Getty Images
The researchers discovered a new advanced piece of Android malware that finds sensitive information stored on infected devices and sends it to servers controlled by the attacker.
The app disguises itself as a system update that must be downloaded from a third-party store, researchers at security company Zimperium said on Friday. In fact, it is a remote access Trojan that receives and executes commands from a command and control server. It provides a full-featured espionage platform that performs a wide range of malicious activities.
Soup for nuts
Zimperium has listed the following features:
- Theft of instant messaging messages
- Theft of instant messaging database files (if root is available)
- Inspecting default browser bookmarks and searches
- Inspecting the bookmark and search history for Google Chrome, Mozilla Firefox and Samsung Internet browser
- Searching for files with specific extensions (including .pdf, .doc, .docx and .xls, .xlsx)
- Inspecting clipboard data
- Inspect the content of notifications
- Recording audio
- Recording calls
- Take photos periodically (through the front or rear cameras)
- List of installed applications
- Theft of images and videos
- Monitoring GPS location
- Theft of SMS messages
- Theft of telephone contacts
- Theft of call records
- Filtering out device information (for example, installed apps, device name, storage statistics)
- Hiding your presence by hiding the device’s drawer / menu icon
Messaging apps vulnerable to database theft include WhatsApp, which billions of people use, often with the expectation that it will provide more confidentiality than other messengers. As noted, databases can be accessed only if the malware has root access to the infected device. Hackers can root infected devices when they run older versions of Android.
If the malicious application does not acquire root, it can still collect details of WhatsApp conversations and messages, tricking users into enabling Android accessibility services. Accessibility services are controls integrated into the operating system that make it easier for users with visual impairments or other disabilities to use the devices, for example, by modifying the screen or by having the device provide spoken feedback. After accessibility services are enabled, the malicious application can scrape the contents of the WhatsApp screen.
Another feature is to steal files stored on a device’s external storage. To reduce bandwidth consumption that can alert the victim that a device is infected, the malicious application steals thumbnails of images, which are much smaller than the images to which they correspond. When a device is connected to Wi-Fi, the malware sends stolen data from all folders to attackers. When only a mobile connection is available, the malware sends a more limited set of data.
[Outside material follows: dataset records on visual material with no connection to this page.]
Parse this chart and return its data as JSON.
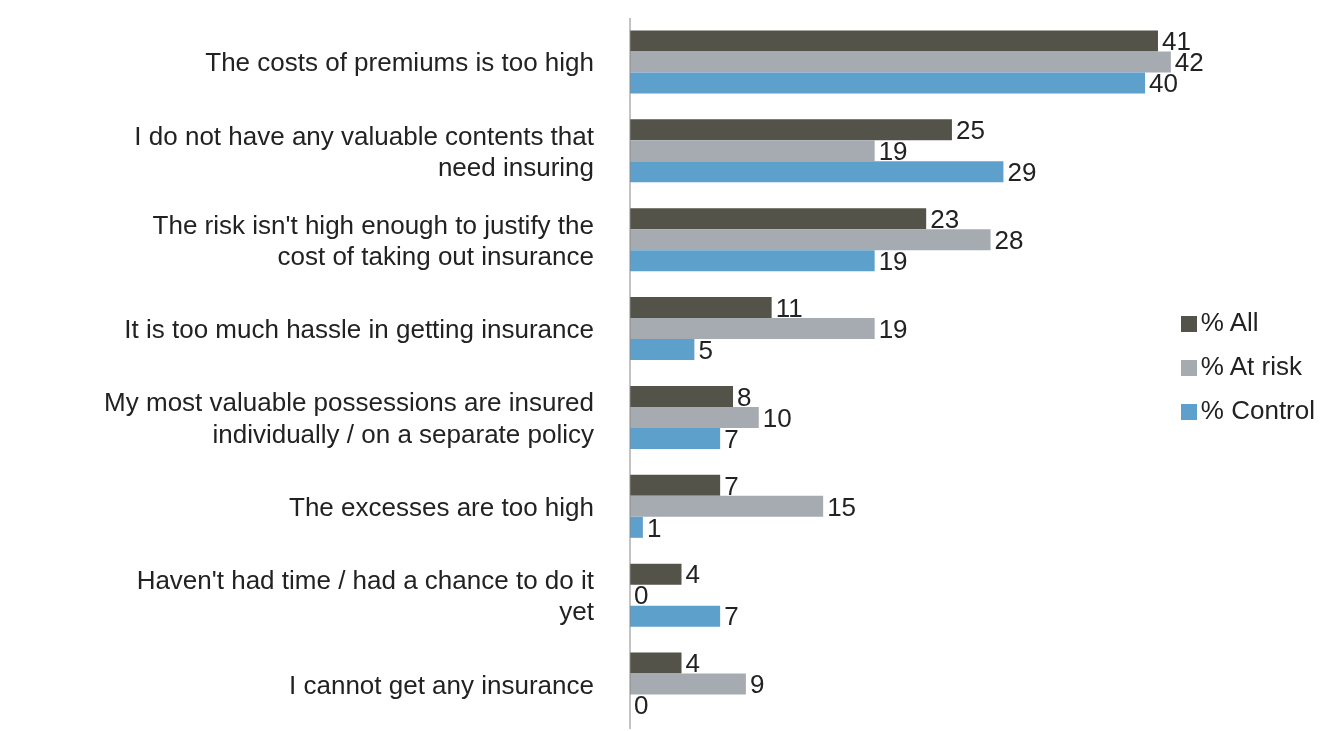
{
  "chart_data": {
    "type": "bar",
    "orientation": "horizontal",
    "data_labels": true,
    "legend": "right",
    "grid": false,
    "categories": [
      "The costs of premiums is too high",
      "I do not have any valuable contents that need insuring",
      "The risk isn't high enough to justify the cost of taking out insurance",
      "It is too much hassle in getting insurance",
      "My most valuable possessions are insured individually / on a  separate policy",
      "The excesses are too high",
      "Haven't had time / had a chance to do it yet",
      "I cannot get any insurance"
    ],
    "series": [
      {
        "name": "% All",
        "color": "#545349",
        "values": [
          41,
          25,
          23,
          11,
          8,
          7,
          4,
          4
        ]
      },
      {
        "name": "% At risk",
        "color": "#a6abb2",
        "values": [
          42,
          19,
          28,
          19,
          10,
          15,
          0,
          9
        ]
      },
      {
        "name": "% Control",
        "color": "#5ea0cc",
        "values": [
          40,
          29,
          19,
          5,
          7,
          1,
          7,
          0
        ]
      }
    ]
  }
}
As complete as the spy platform may be, it suffers from an important limitation – namely, the inability to infect devices without first deceiving users into making decisions that more experienced people know are not safe. First, users must download the application from a third-party source. As problematic as the Google Play Store is, it is usually a more reliable place to get apps. Users must also undergo social engineering to enable accessibility services for some of the advanced features to work.
Google declined to comment, except to reiterate that the malware was never available on Play.